Harvard Law School recently wrote about a start-up with offices in both the UK and US which ended up failing because the interaction and negotiation between the teams was virtual, meaning they didn't feel they knew each other.
It’s a cautionary tale. We may think that technology can fix everything, but while it can facilitate some activities, it can equally add complications that must be managed carefully for us to be successful.
Effective negotiation
One of the areas in which a move towards virtual can do real harm to a business’s ability to operate effectively is negotiation – how people or teams navigate and influence a situation to a desired outcome, both internally and with clients or prospects. With businesses becoming more global than ever, it seems likely that recruitment and HR practitioners will increasingly conduct negotiations at arm’s length that they would have once done face-to-face. And, as well as becoming skilled virtual negotiators themselves, HR professionals also need to be giving negotiation skills due prominence when devising training programmes for their organisation.
When negotiation is taking place in channels in which parties can’t see each other – such as phone and email – the communication skills of the negotiating team become hugely significant, determining whether the interaction succeeds or fails. In many instances, the same best practice behaviour that exists in the real world is relevant in the virtual space. The same skills and techniques should be demonstrated – it’s simply more important that these are exhibited in virtual environments.
For instance, if it’s not possible to see whether everyone is engaged and following sometimes complex interactions, a skilled negotiator needs to know when to summarise the discussion. This is important in a face-to-face interaction, but at least there you might have a flip chart in the room outlining all points of agreement. While some virtual platforms offer this, not all do. This means that “so we’re all agreed that the project could begin in March at a reduced rate for the first three months if…..,” becomes less a rhetorical flourish and more an essential test of whether genuine progress is being made, agreement may be closer and if it’s the correct time to move on to the next item on the agenda.
These summarising statements are often more effective in a virtual environment than questions. The distinction is important because questions are important during a negotiation – they create doubt and doubt creates movement. However, a constant stream of question marks in an email or instant chat forum, for instance, might come across as demanding. Making use of summarising statements – “so we’re all clear on contract length” – rather than constant questioning, can be an effective alternative approach.
‘Labelling behaviour’ means flagging what is about to be discussed in advance, “I’d like to outline our proposition,” for instance. It’s worth doing this in any interaction, but in a virtual environment in which you can’t see the participants, don’t necessarily have their full attention and don’t know whether they’re following the conversation, this plays an even more important role in focusing the group on what’s being discussed.
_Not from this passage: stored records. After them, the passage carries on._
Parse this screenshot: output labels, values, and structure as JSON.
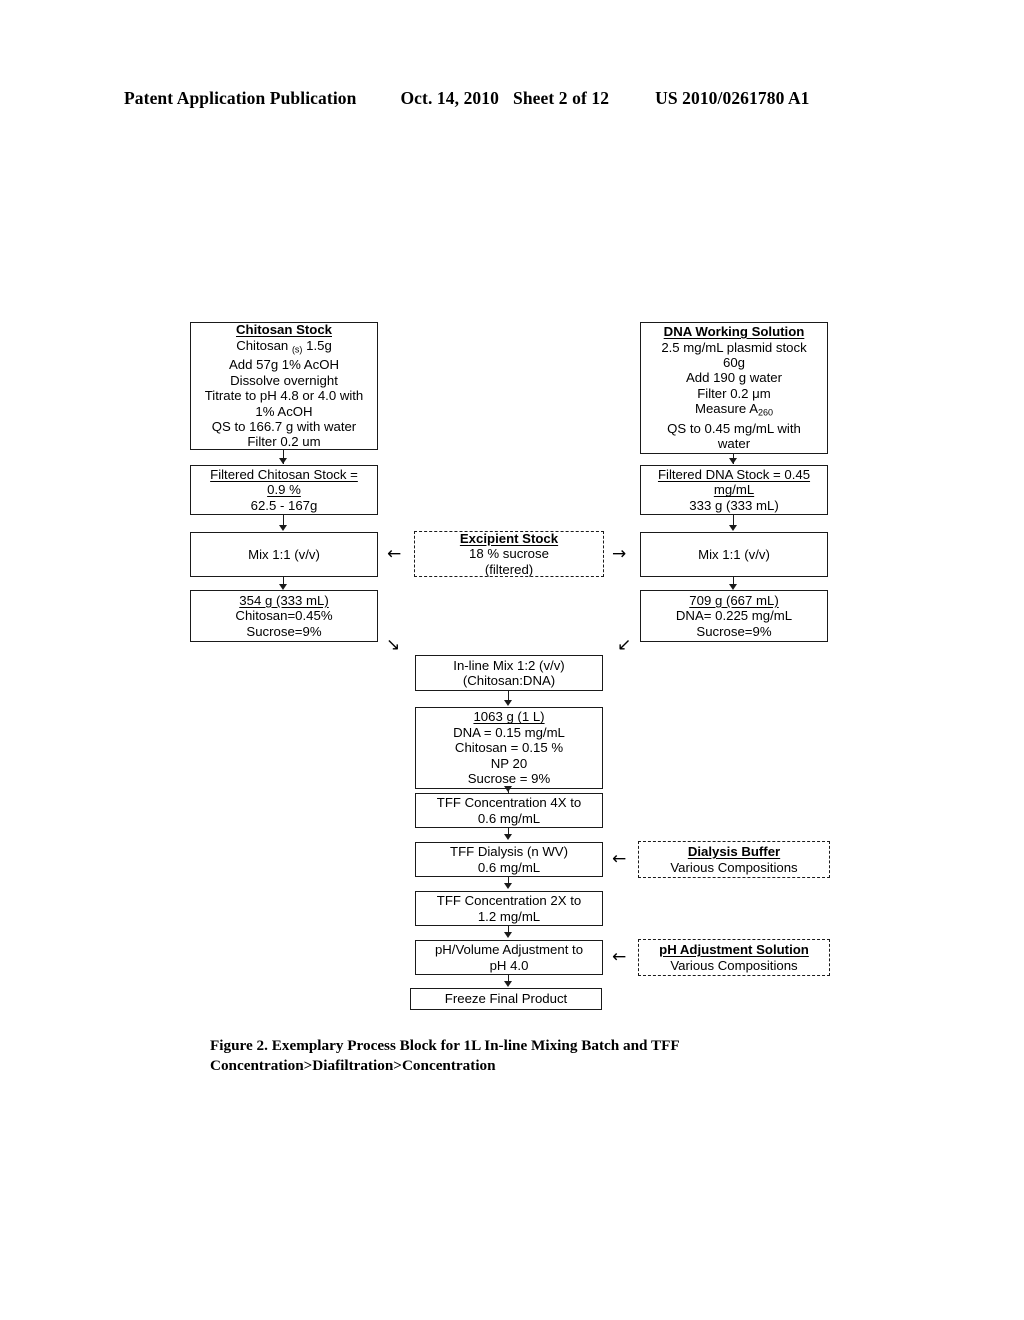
{
  "header": {
    "title": "Patent Application Publication",
    "date": "Oct. 14, 2010",
    "sheet": "Sheet 2 of 12",
    "patent_number": "US 2010/0261780 A1"
  },
  "caption": {
    "line1": "Figure 2.  Exemplary Process Block for 1L In-line Mixing Batch and TFF",
    "line2": "Concentration>Diafiltration>Concentration"
  },
  "nodes": {
    "chitosan_stock": {
      "title": "Chitosan Stock",
      "l1_a": "Chitosan",
      "l1_sub": "(s)",
      "l1_b": "1.5g",
      "l2": "Add 57g 1% AcOH",
      "l3": "Dissolve overnight",
      "l4": "Titrate to pH 4.8 or 4.0 with",
      "l5": "1% AcOH",
      "l6": "QS to 166.7 g with water",
      "l7": "Filter 0.2 um"
    },
    "dna_working_solution": {
      "title": "DNA Working Solution",
      "l1": "2.5 mg/mL plasmid stock",
      "l2": "60g",
      "l3": "Add 190 g water",
      "l4": "Filter 0.2 μm",
      "l5_a": "Measure A",
      "l5_sub": "260",
      "l6": "QS to 0.45 mg/mL with",
      "l7": "water"
    },
    "filtered_chitosan_stock": {
      "l1": "Filtered Chitosan Stock =",
      "l2": "0.9 %",
      "l3": "62.5 - 167g"
    },
    "filtered_dna_stock": {
      "l1": "Filtered DNA Stock = 0.45",
      "l2": "mg/mL",
      "l3": "333 g (333 mL)"
    },
    "mix_left": {
      "l1": "Mix 1:1 (v/v)"
    },
    "mix_right": {
      "l1": "Mix 1:1 (v/v)"
    },
    "excipient_stock": {
      "title": "Excipient Stock",
      "l1": "18 % sucrose",
      "l2": "(filtered)"
    },
    "chitosan_result": {
      "l1": "354 g (333 mL)",
      "l2": "Chitosan=0.45%",
      "l3": "Sucrose=9%"
    },
    "dna_result": {
      "l1": "709 g (667 mL)",
      "l2": "DNA= 0.225 mg/mL",
      "l3": "Sucrose=9%"
    },
    "inline_mix": {
      "l1": "In-line Mix 1:2 (v/v)",
      "l2": "(Chitosan:DNA)"
    },
    "combined_result": {
      "l1": "1063 g (1 L)",
      "l2": "DNA = 0.15 mg/mL",
      "l3": "Chitosan = 0.15 %",
      "l4": "NP 20",
      "l5": "Sucrose = 9%"
    },
    "tff_conc_4x": {
      "l1": "TFF Concentration 4X to",
      "l2": "0.6 mg/mL"
    },
    "tff_dialysis": {
      "l1": "TFF Dialysis (n WV)",
      "l2": "0.6 mg/mL"
    },
    "tff_conc_2x": {
      "l1": "TFF Concentration 2X to",
      "l2": "1.2 mg/mL"
    },
    "ph_adjustment": {
      "l1": "pH/Volume Adjustment to",
      "l2": "pH 4.0"
    },
    "freeze_final": {
      "l1": "Freeze Final Product"
    },
    "dialysis_buffer": {
      "title": "Dialysis Buffer",
      "l1": "Various Compositions"
    },
    "ph_adjustment_solution": {
      "title": "pH Adjustment Solution",
      "l1": "Various Compositions"
    }
  },
  "arrows": {
    "left_arrow_glyph": "←",
    "right_arrow_glyph": "→",
    "down_right_glyph": "↘",
    "down_left_glyph": "↙"
  },
  "colors": {
    "ink": "#1a1a1a",
    "paper": "#ffffff"
  }
}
An exception to this rule is in moments of disagreement. “I’m going to have to disagree with you on that” will only cause people to switch off and ignore the rationale behind your disagreement, particularly in a virtual environment in which there is less obligation to remain obviously engaged. It’s far better to explain the rationale to an engaged audience before flagging any disagreement. “We’re offering a significant discount in the first six months, so we can’t reduce the contract length to just six months, and therefore I’m going to have disagree with you on that,” gets the point across without losing the listener in advance.
Similarly, understanding and acting on the difference between preparation and planning – with preparation being the gathering of facts, figures, variables and options; whilst planning is the careful choreography of the arguments, behaviours and personalities you are going to deploy once you get into the direct engagement whether in the real world or virtual space. Of the two, planning is much the more important.
All this is to say that businesses don’t need to overhaul the way they interact and negotiate internally and with prospects, but they need to be doubly sure that their teams are trained in and can demonstrate well-established best practice. Effective negotiation needs to be a prominent consideration for HR teams devising training programmes across nearly all industries. The result will be far fewer examples of businesses running into difficulty – and ending up on the wrong end of the deal.